America famously suffers from short-term memory loss, and the image of the idiot cowboy who drove this country (and several others) into a ditch is fading fast. But we can't afford the luxury of forgetting history this time.The first to discover that teachers make perfect scapegoats was George W. Bush. When he ran for president for the first time twelve years ago, Bush had a problem. He wanted lower taxes to be his rallying cry, but while taxes in Texas, the state where he was governor, were indeed low, the schools in Texas were notoriously bad.The numbers are no better today: Texas ranks 47th in the county in literacy, 49th in verbal SAT scores and 46th in math scores. To blind the public to the evidence of what low taxes do, Bush produced evidence of a miracle: When it comes to education money is not what matters, he declared; what matters is holding teachers accountable. In Houston, Bush told voters, the superintendent of schools held teachers accountable, and as a result Houston saw a dramatic improvement in school quality, particularly when measured by high school graduation rates. So convincing was the miracle that as soon as he took office Congress agreed to pass the Bush tax cuts and the No Child Left Behind law.Eight years later the “Texas miracle” was exposed. It turned out that the numbers had been cooked: Instead of the 1.5% drop-out rate that Houston had reported, the actual rate was somewhere between 25 and 50 percent. And in order to boost test results children who were considered weak in even just one subject were preventedfrom entering the 10th grade, the year in which the tests were administered. But by then the truth no longer mattered because the ideas that taxes are not needed to run a democratic government and that teachers, not budgets, are responsible for the failure of schools had invaded the body politic. [emphasis mine]
Certainly Bush's unnecessary war and the hundreds of thousands dead, including the very best of this nation's men and women, is the most despicable part of his horrid legacy. His sickening indifference to the victims of Katrina is also a major blight on his record, as is his inevitably catastrophic apathy toward the burning of our planet. And, of course, there's his role in creating a nearly unprecedented economic Armageddon.
But this - the destruction of the American education system - is a huge part of the trail of destruction George W. Bush wrought; in many ways, it's the most pernicious. Everyone with half a brain in their head acknowledges that Iraq was a mistake and Katrina was a failure of leadership. And there is at least a real debate between the two parties about climate change and the cause of our economic woes.
But far, far too many folks on the ostensible "left" have bought into the premises of No Child Left Behind. Obama and Duncan are pushing "accountability systems" that will only serve to solidify the harmful testing regime already in place. Punitive measures pervade Cuomo's plans. Emanuel's rhetoric and actions are guided by the idea that there are hordes of "bad" teachers that need to be routed out of our schools.
There is no real difference between the Christies and the Cuomos on this stuff. Arne Duncan is, for all intents and purposes, pushing the same snake oil as Rick Scott. You would think these Democrats would be running away from anything with the taint of W on it; instead, they actively embrace both Bush's rhetoric and his policicies. These Dems don't think NCLB is wrong; it just needs to be "fixed."
I see only one politician of any stature standing up to this nonsense, and that's Gov. Jerry Brown; if I'm wrong, add others below. I have a hard enough time understanding this:
But why a Democrat would pattern himself after the worst president of my lifetime is something I will never understand.
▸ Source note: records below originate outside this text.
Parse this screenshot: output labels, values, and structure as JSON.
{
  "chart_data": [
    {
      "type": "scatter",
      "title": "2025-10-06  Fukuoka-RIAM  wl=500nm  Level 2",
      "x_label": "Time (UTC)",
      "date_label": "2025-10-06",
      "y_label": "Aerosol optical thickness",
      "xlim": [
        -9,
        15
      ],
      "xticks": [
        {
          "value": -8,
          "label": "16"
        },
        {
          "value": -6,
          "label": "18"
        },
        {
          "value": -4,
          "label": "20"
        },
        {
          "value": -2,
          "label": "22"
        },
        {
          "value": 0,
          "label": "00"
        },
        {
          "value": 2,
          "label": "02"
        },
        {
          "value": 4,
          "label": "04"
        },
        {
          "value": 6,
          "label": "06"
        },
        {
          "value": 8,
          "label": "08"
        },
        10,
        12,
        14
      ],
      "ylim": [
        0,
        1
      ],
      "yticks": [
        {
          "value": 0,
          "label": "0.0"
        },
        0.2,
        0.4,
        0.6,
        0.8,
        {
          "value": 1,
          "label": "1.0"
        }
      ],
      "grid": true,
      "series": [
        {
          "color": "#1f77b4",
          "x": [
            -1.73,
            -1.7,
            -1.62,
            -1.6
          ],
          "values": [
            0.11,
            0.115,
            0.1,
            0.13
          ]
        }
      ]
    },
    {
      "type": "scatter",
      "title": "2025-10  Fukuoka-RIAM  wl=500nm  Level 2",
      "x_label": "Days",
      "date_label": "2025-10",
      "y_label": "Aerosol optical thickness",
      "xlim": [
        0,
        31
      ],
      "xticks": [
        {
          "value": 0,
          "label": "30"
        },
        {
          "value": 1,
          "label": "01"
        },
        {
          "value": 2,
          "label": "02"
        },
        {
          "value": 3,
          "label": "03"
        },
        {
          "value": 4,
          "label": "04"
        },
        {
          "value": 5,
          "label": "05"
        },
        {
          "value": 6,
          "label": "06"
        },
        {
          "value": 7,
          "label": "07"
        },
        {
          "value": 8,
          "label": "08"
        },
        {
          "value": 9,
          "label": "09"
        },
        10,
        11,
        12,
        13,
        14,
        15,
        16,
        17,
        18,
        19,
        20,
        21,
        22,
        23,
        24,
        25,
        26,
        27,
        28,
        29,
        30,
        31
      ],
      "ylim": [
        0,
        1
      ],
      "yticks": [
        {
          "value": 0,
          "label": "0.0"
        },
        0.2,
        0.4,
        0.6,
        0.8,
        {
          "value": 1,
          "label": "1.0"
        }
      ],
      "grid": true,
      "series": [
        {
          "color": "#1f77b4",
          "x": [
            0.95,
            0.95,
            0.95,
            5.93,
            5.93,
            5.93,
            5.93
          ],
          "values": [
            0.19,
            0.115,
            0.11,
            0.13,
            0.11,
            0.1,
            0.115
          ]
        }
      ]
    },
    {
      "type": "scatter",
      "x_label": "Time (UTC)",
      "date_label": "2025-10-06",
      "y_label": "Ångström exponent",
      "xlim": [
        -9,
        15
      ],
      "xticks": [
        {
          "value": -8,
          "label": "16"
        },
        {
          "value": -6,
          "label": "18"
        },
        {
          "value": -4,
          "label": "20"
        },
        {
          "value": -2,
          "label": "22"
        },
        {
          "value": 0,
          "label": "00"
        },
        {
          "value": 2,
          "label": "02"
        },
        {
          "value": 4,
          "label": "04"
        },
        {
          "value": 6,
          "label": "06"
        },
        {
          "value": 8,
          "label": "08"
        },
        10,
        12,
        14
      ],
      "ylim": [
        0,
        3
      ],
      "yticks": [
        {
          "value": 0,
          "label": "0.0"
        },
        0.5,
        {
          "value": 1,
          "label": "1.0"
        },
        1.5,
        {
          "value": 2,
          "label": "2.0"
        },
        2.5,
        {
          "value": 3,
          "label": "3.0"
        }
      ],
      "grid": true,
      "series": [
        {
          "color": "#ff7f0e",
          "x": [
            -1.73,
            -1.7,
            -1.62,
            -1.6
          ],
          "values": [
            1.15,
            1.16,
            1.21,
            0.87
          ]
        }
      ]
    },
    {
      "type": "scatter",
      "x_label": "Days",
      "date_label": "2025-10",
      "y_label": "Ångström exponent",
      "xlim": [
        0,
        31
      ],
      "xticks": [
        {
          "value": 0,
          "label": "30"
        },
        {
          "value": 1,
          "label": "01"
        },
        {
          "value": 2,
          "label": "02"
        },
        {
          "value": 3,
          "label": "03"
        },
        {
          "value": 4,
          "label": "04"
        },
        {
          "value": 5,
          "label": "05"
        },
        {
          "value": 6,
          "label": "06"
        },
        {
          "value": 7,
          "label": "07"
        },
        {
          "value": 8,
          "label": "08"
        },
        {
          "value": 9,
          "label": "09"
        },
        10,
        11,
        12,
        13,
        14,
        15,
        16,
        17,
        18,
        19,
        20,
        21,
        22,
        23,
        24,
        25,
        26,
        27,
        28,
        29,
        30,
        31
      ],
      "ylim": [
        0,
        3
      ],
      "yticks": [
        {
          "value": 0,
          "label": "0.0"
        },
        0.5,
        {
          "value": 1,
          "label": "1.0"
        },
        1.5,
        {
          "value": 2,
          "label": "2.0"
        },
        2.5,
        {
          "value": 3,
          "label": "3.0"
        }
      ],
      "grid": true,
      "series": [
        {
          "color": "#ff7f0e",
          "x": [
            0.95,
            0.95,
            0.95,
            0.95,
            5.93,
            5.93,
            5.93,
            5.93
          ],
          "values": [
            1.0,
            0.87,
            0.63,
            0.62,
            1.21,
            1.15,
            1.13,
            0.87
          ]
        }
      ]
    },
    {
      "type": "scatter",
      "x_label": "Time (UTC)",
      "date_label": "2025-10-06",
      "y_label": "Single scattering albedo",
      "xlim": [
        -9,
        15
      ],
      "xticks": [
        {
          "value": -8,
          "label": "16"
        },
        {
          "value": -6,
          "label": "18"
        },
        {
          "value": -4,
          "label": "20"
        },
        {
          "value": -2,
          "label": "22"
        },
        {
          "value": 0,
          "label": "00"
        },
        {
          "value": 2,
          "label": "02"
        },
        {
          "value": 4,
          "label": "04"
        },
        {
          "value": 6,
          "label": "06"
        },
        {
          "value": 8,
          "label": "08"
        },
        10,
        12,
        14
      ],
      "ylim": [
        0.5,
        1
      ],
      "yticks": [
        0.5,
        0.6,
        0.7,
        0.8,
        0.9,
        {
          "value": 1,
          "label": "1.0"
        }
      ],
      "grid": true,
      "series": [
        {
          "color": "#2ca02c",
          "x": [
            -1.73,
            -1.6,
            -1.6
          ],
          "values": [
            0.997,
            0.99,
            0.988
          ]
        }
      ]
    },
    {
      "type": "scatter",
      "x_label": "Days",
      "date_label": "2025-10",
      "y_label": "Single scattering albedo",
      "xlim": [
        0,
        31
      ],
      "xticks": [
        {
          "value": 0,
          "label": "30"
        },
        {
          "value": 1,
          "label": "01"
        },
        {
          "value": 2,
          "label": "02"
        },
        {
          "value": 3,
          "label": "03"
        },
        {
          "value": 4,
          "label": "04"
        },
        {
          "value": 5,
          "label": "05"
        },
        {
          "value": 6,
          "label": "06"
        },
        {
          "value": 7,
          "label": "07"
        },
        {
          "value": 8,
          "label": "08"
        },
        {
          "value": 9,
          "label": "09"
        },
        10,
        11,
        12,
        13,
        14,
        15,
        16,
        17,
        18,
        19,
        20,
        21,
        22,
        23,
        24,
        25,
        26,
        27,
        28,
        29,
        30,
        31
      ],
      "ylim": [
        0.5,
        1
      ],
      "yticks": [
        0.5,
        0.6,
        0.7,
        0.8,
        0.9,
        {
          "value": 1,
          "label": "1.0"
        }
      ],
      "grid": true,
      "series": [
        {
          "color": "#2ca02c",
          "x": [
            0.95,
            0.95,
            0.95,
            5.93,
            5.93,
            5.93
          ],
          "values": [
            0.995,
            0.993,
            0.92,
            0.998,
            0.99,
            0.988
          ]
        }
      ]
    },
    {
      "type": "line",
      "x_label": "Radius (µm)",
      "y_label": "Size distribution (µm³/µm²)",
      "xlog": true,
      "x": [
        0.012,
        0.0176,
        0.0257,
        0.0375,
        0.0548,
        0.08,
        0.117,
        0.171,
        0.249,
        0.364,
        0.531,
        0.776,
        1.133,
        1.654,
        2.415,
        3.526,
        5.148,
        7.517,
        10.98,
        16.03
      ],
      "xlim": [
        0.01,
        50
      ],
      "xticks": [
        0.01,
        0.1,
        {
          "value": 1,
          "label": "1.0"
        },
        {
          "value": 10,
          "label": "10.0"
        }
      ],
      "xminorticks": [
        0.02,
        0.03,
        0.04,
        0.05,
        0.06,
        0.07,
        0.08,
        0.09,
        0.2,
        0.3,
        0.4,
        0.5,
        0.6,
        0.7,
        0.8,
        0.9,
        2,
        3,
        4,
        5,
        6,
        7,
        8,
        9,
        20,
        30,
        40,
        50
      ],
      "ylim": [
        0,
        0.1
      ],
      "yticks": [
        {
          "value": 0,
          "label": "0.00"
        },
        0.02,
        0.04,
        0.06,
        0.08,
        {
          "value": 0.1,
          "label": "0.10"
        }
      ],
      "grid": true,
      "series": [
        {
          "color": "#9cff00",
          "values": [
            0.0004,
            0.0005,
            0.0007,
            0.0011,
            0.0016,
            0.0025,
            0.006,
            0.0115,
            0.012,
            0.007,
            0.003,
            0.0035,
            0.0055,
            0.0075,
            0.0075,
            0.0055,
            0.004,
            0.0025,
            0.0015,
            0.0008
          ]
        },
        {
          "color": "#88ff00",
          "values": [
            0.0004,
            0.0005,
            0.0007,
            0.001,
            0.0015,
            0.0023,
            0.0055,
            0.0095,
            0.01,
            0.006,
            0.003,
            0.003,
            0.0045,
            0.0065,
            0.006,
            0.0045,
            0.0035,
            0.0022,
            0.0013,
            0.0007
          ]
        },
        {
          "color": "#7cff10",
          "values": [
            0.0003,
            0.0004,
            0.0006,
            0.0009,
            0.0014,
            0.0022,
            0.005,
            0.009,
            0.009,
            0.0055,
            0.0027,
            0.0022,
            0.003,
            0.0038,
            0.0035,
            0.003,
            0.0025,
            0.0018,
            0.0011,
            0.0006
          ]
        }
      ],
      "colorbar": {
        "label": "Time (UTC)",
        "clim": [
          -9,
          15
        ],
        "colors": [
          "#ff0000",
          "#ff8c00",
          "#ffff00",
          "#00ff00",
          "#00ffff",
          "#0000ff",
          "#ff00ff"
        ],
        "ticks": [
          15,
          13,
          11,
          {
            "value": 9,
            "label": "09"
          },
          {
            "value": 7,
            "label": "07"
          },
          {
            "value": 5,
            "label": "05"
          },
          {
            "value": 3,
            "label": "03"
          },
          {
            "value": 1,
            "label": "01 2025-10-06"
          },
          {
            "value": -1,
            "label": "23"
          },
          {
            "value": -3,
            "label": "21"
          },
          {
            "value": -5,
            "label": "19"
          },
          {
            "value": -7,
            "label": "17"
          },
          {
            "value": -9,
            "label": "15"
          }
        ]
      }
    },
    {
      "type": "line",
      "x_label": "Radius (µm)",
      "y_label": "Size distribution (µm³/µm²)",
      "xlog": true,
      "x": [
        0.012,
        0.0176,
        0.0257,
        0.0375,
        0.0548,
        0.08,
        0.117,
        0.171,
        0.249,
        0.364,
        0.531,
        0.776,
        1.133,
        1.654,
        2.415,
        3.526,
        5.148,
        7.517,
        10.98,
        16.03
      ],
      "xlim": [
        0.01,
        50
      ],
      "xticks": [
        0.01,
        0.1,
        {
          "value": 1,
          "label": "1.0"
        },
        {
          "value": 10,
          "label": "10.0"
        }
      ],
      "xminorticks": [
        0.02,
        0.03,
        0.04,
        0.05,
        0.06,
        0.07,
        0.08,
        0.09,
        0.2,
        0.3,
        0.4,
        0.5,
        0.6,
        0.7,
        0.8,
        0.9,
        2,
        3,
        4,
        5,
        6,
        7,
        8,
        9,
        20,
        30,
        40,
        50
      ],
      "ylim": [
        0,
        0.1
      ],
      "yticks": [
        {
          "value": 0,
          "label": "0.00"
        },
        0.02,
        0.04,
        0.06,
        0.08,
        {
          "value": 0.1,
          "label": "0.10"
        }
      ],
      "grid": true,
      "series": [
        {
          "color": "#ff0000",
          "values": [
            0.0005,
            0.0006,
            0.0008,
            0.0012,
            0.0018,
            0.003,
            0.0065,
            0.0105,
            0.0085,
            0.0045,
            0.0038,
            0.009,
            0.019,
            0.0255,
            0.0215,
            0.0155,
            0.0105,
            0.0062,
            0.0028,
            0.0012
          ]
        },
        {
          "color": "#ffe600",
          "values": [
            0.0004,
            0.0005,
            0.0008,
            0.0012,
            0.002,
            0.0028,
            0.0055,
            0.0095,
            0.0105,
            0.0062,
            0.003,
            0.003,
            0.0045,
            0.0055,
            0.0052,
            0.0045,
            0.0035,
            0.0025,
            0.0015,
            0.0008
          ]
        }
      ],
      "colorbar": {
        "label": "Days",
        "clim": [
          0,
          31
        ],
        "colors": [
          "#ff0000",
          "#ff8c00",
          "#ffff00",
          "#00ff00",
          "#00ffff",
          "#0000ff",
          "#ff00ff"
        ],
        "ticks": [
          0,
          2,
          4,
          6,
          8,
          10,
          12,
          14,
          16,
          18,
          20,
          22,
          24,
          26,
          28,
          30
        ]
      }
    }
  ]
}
ADDING: Read the entire article; it has another great takedown of that research that Obama cited in the SOTU about students of "great" teachers making more money:
But the statistically insignificant results for 30 year olds may have been inconvenient for the authors for another reason. An increase of $128 a year is small by any standard, so the authors resorted to estimating a lifetime increase in earnings due to this increase. To do that they assumed that the percentage increase in income, 0.9 of one percent, which they estimated for age 28, holds for each year of a person’s working life. And perhaps this is why the authors chose to ignore the results for the 30 year olds. All that their findings permit them to claim truthfully is that an excellent teacher increases average annual income by $128 at age 28, and that this effect disappears at age 30. But then there would have been nothing to report.Ouch.